Dragon dividends on slow burn as firm eyes acquisitions
The company has raised its first-half payout to shareholders by 67% to 15c a share. Dragon Oil plans to spend $200m (€162m) on buying back 5% of its shares, the Dubai-based explorer said in a statement.
For dividends, “I don’t see the same growth pattern continuing in the future with the same pace”, said CEO Abdul Jaleel al Khalifa.
Dragon has been expanding in Iraq and Tunisia to diversify from its main production base in Turkmenistan.
It plans to bid for exploration licenses in Afghanistan and is looking for possible acquisitions with output expected to rise by as much as 15% a year through 2015. Dragon held $1.7bn in cash as of Jun 30.

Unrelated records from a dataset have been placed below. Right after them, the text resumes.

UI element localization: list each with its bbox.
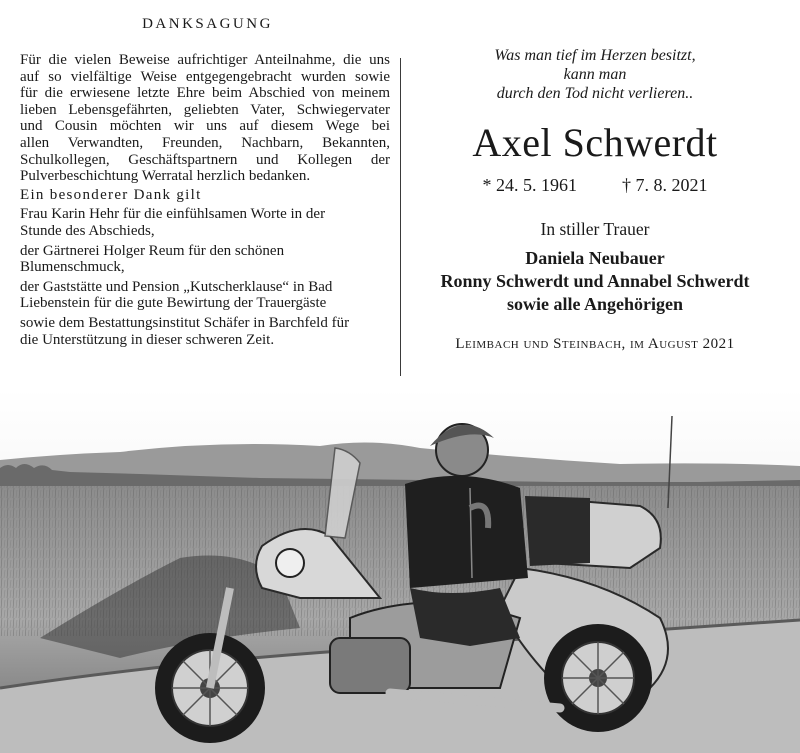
quote-line: durch den Tod nicht verlieren.. xyxy=(496,85,694,102)
intro-line: allen Verwandten, Freunden, Nachbarn, Bekannten, xyxy=(20,134,390,151)
thanks-item-line: Blumenschmuck, xyxy=(20,259,125,276)
thanks-item xyxy=(20,243,390,276)
memorial-quote xyxy=(410,46,780,103)
intro-line: Pulverbeschichtung Werratal herzlich bedanken. xyxy=(20,168,311,185)
memorial-photo xyxy=(0,388,800,753)
page-title: DANKSAGUNG xyxy=(142,16,273,32)
family-names xyxy=(410,247,780,316)
thanks-item-line: sowie dem Bestattungsinstitut Schäfer in Barchfeld für xyxy=(20,314,350,331)
place-date: Leimbach und Steinbach, im August 2021 xyxy=(455,336,735,352)
memorial-column xyxy=(410,46,780,353)
thanks-column xyxy=(20,52,390,351)
thanks-item-line: Frau Karin Hehr für die einfühlsamen Worte in der xyxy=(20,206,326,223)
intro-line: und Cousin möchten wir uns auf diesem Wege bei xyxy=(20,118,390,135)
death-date: † 7. 8. 2021 xyxy=(622,175,708,195)
thanks-item-line: der Gärtnerei Holger Reum für den schönen xyxy=(20,242,285,259)
family-line: Ronny Schwerdt und Annabel Schwerdt xyxy=(440,271,750,291)
thanks-item xyxy=(20,279,390,312)
thanks-item-line: die Unterstützung in dieser schweren Zeit. xyxy=(20,331,275,348)
intro-line: Für die vielen Beweise aufrichtiger Anteilnahme, die uns xyxy=(20,52,390,68)
family-line: sowie alle Angehörigen xyxy=(507,294,683,314)
motorcycle-photo-illustration xyxy=(0,388,800,753)
intro-line: lieben Lebensgefährten, geliebten Vater, Schwiegervater xyxy=(20,101,390,118)
column-divider xyxy=(400,58,401,376)
thanks-item-line: Stunde des Abschieds, xyxy=(20,222,155,239)
birth-date: * 24. 5. 1961 xyxy=(482,175,577,195)
intro-line: für die erwiesene letzte Ehre beim Abschied von meinem xyxy=(20,85,390,102)
special-thanks-heading: Ein besonderer Dank gilt xyxy=(20,186,202,203)
thanks-item xyxy=(20,206,390,239)
quote-line: kann man xyxy=(563,66,627,83)
thanks-item-line: Liebenstein für die gute Bewirtung der Trauergäste xyxy=(20,295,327,312)
mourning-label: In stiller Trauer xyxy=(540,219,650,239)
life-dates xyxy=(410,175,780,196)
quote-line: Was man tief im Herzen besitzt, xyxy=(494,47,696,64)
intro-line: auf so vielfältige Weise entgegengebracht wurden sowie xyxy=(20,68,390,85)
thanks-item-line: der Gaststätte und Pension „Kutscherklause“ in Bad xyxy=(20,278,333,295)
intro-line: Schulkollegen, Geschäftspartnern und Kollegen der xyxy=(20,151,390,168)
family-line: Daniela Neubauer xyxy=(525,248,665,268)
deceased-name: Axel Schwerdt xyxy=(472,120,718,165)
thanks-item xyxy=(20,315,390,348)
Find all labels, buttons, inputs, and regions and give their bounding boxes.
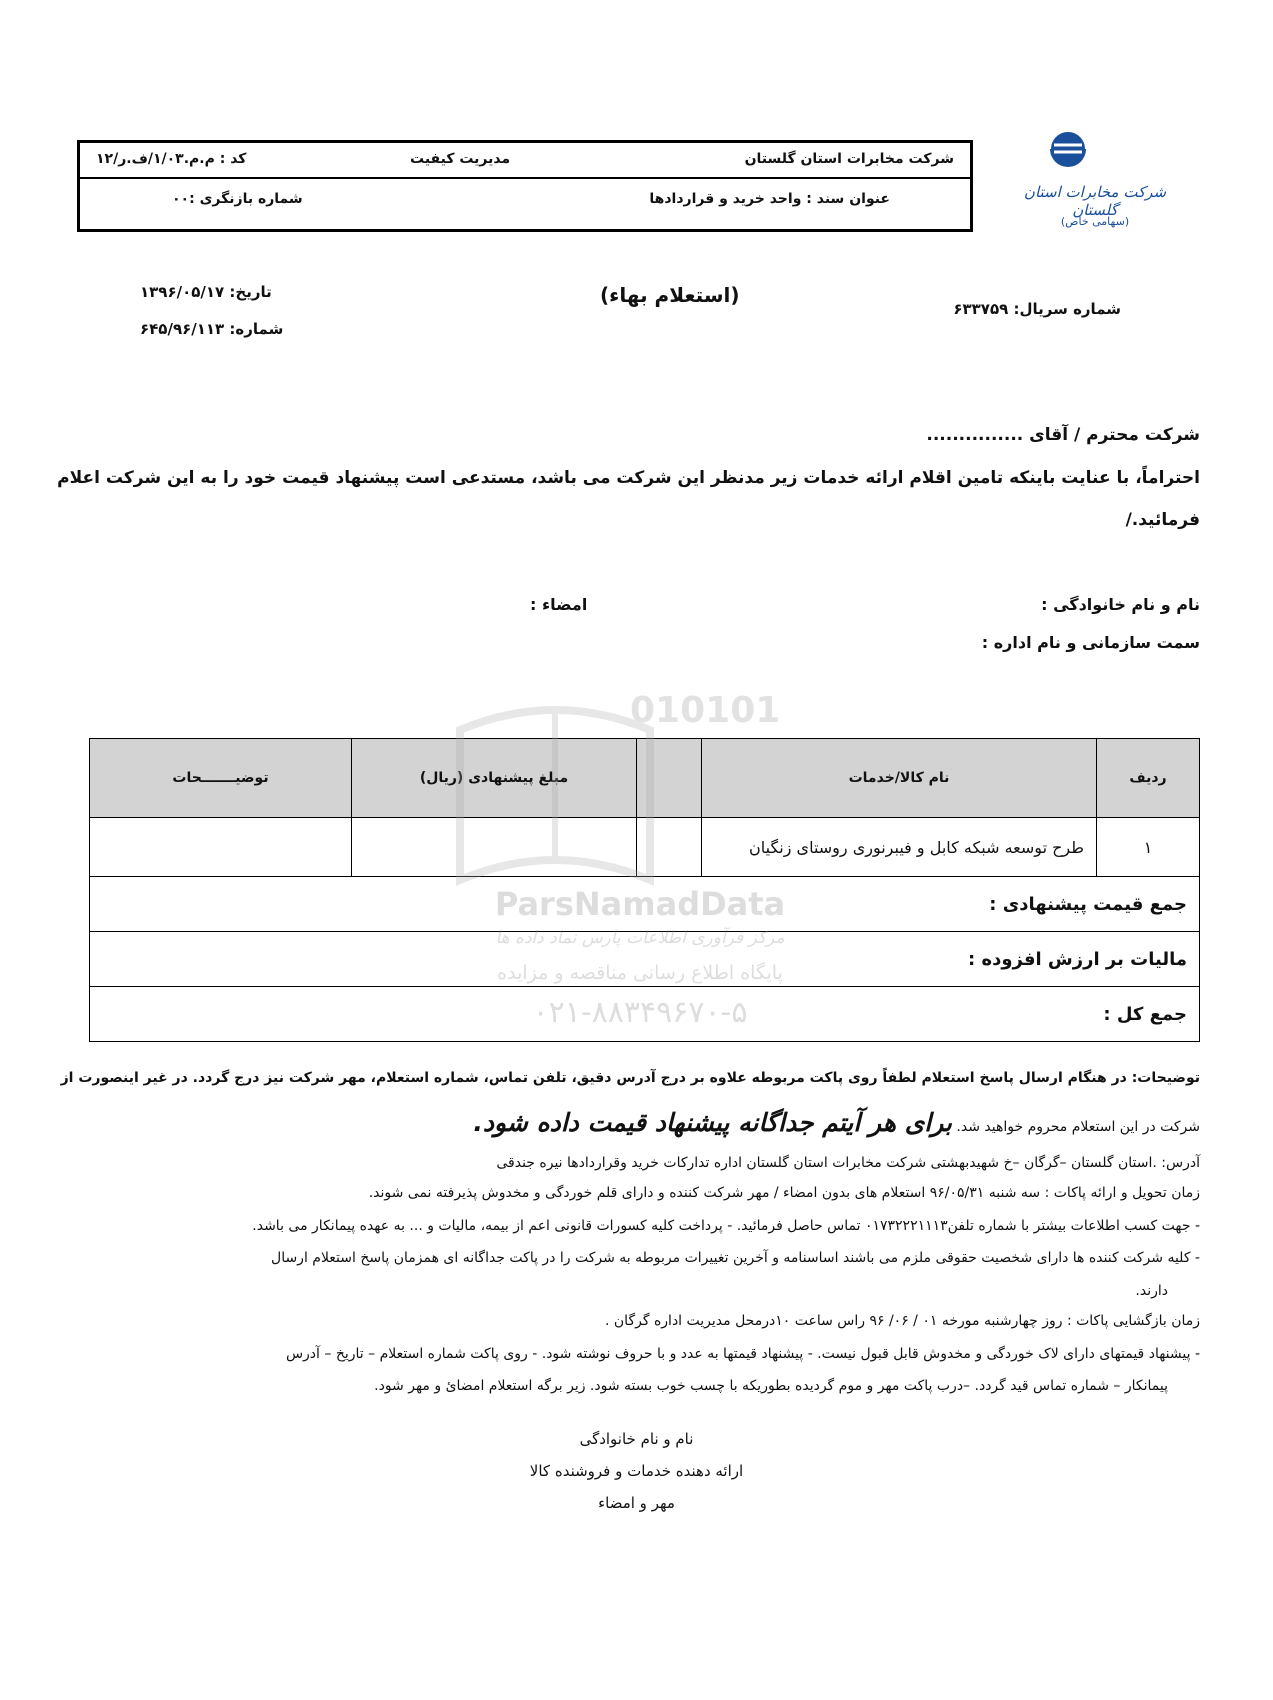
notes-cell bbox=[90, 818, 352, 877]
signature-name: نام و نام خانوادگی bbox=[579, 1430, 694, 1448]
item-name-cell: طرح توسعه شبکه کابل و فیبرنوری روستای زنگیان bbox=[702, 818, 1097, 877]
watermark-line2: پایگاه اطلاع رسانی مناقصه و مزایده bbox=[497, 962, 783, 984]
note-exclusion-line bbox=[473, 1108, 1200, 1137]
total-price-label: جمع قیمت پیشنهادی : bbox=[90, 877, 1200, 932]
grand-total-label: جمع کل : bbox=[90, 987, 1200, 1042]
price-inquiry-table bbox=[89, 738, 1200, 1042]
watermark-line1: مرکز فرآوری اطلاعات پارس نماد داده ها bbox=[495, 928, 785, 948]
document-header-box bbox=[77, 140, 973, 232]
note-separate-pricing: برای هر آیتم جداگانه پیشنهاد قیمت داده شود. bbox=[473, 1108, 952, 1137]
name-label: نام و نام خانوادگی : bbox=[1041, 595, 1200, 614]
note-proposal-line2: پیمانکار – شماره تماس قید گردد. –درب پاکت مهر و موم گردیده بطوریکه با چسب خوب بسته شود. زیر برگه استعلام امضائ و مهر شود. bbox=[374, 1378, 1168, 1394]
header-company: شرکت مخابرات استان گلستان bbox=[744, 151, 954, 167]
price-cell bbox=[352, 818, 637, 877]
document-title: (استعلام بهاء) bbox=[600, 283, 740, 307]
vat-label: مالیات بر ارزش افزوده : bbox=[90, 932, 1200, 987]
header-department: مدیریت کیفیت bbox=[410, 151, 511, 167]
column-header-price: مبلغ پیشنهادی (ریال) bbox=[352, 739, 637, 818]
logo-text: شرکت مخابرات استان گلستان bbox=[1023, 183, 1167, 219]
watermark-brand: ParsNamadData bbox=[494, 885, 786, 923]
grand-total-row bbox=[90, 987, 1200, 1042]
signature-label: امضاء : bbox=[530, 595, 588, 614]
signature-role: ارائه دهنده خدمات و فروشنده کالا bbox=[529, 1462, 744, 1480]
header-code: کد : م.م.۱/۰۳/ف.ر/۱۲ bbox=[96, 151, 247, 167]
logo-subtext: (سهامی خاص) bbox=[1060, 215, 1130, 228]
column-header-row-number: ردیف bbox=[1097, 739, 1200, 818]
salutation: شرکت محترم / آقای ............... bbox=[926, 425, 1200, 445]
note-address: آدرس: .استان گلستان –گرگان –خ شهیدبهشتی شرکت مخابرات استان گلستان اداره تدارکات خرید وقراردادها نیره جندقی bbox=[496, 1155, 1200, 1171]
letter-body-line2: فرمائید./ bbox=[1125, 510, 1200, 530]
serial-number: شماره سریال: ۶۳۳۷۵۹ bbox=[953, 300, 1121, 318]
note-legal-line2: دارند. bbox=[1135, 1283, 1168, 1299]
watermark-digits: 010101 bbox=[630, 690, 781, 731]
note-opening-time: زمان بازگشایی پاکات : روز چهارشنبه مورخه ۰۱ / ۰۶/ ۹۶ راس ساعت ۱۰درمحل مدیریت اداره گرگان . bbox=[605, 1313, 1200, 1329]
note-legal-line1: - کلیه شرکت کننده ها دارای شخصیت حقوقی ملزم می باشند اساسنامه و آخرین تغییرات مربوطه به شرکت را در پاکت جداگانه ای همزمان پاسخ استعلام ارسال bbox=[271, 1250, 1200, 1266]
table-row bbox=[90, 818, 1200, 877]
header-doc-title: عنوان سند : واحد خرید و قراردادها bbox=[649, 191, 890, 207]
note-instructions: توضیحات: در هنگام ارسال پاسخ استعلام لطفاً روی پاکت مربوطه علاوه بر درج آدرس دقیق، تلفن تماس، شماره استعلام، مهر شرکت نیز درج گردد. در غیر اینصورت از bbox=[60, 1070, 1200, 1086]
organization-label: سمت سازمانی و نام اداره : bbox=[981, 633, 1200, 652]
vat-row bbox=[90, 932, 1200, 987]
letter-body-line1: احتراماً، با عنایت باینکه تامین اقلام ارائه خدمات زیر مدنظر این شرکت می باشد، مستدعی است پیشنهاد قیمت خود را به این شرکت اعلام bbox=[57, 468, 1200, 488]
note-contact-info: - جهت کسب اطلاعات بیشتر با شماره تلفن۰۱۷۳۲۲۲۱۱۱۳ تماس حاصل فرمائید. - پرداخت کلیه کسورات قانونی اعم از بیمه، مالیات و ... به عهده پیمانکار می باشد. bbox=[252, 1218, 1200, 1234]
signature-stamp: مهر و امضاء bbox=[598, 1494, 675, 1512]
note-exclusion: شرکت در این استعلام محروم خواهید شد. bbox=[956, 1119, 1200, 1135]
watermark-phone: ۰۲۱-۸۸۳۴۹۶۷۰-۵ bbox=[532, 995, 748, 1030]
document-number: شماره: ۶۴۵/۹۶/۱۱۳ bbox=[140, 320, 284, 338]
company-logo bbox=[1020, 125, 1200, 245]
note-proposal-line1: - پیشنهاد قیمتهای دارای لاک خوردگی و مخدوش قابل قبول نیست. - پیشنهاد قیمتها به عدد و با حروف نوشته شود. - روی پاکت شماره استعلام – تاریخ – آدرس bbox=[285, 1346, 1200, 1362]
total-row bbox=[90, 877, 1200, 932]
document-date: تاریخ: ۱۳۹۶/۰۵/۱۷ bbox=[140, 283, 272, 301]
row-number-cell: ۱ bbox=[1097, 818, 1200, 877]
column-header-item: نام کالا/خدمات bbox=[702, 739, 1097, 818]
column-header-notes: توضیـــــــحات bbox=[90, 739, 352, 818]
blank-cell bbox=[637, 818, 702, 877]
header-revision: شماره بازنگری :۰۰ bbox=[172, 191, 303, 207]
column-header-blank bbox=[637, 739, 702, 818]
table-header-row bbox=[90, 739, 1200, 818]
note-delivery: زمان تحویل و ارائه پاکات : سه شنبه ۹۶/۰۵/۳۱ استعلام های بدون امضاء / مهر شرکت کننده و دارای قلم خوردگی و مخدوش پذیرفته نمی شوند. bbox=[368, 1185, 1200, 1201]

“We still want to keep that money to grow the company and always put it in the right place,” said Mr Khalifa. “It’s only two or three acquisitions and all money is gone.”
Dragon had considered expanding in West Africa. In February, it gave up plans to bid for BowLeven Plc, a driller working in Cameroon.
If Dragon meets its production forecast with the oil price averaging at $95 a barrel, it “will end up with a $4bn cash pile, representing 85% of current market” value, according to Tao Ly, a London-based analyst at Nomura International Plc.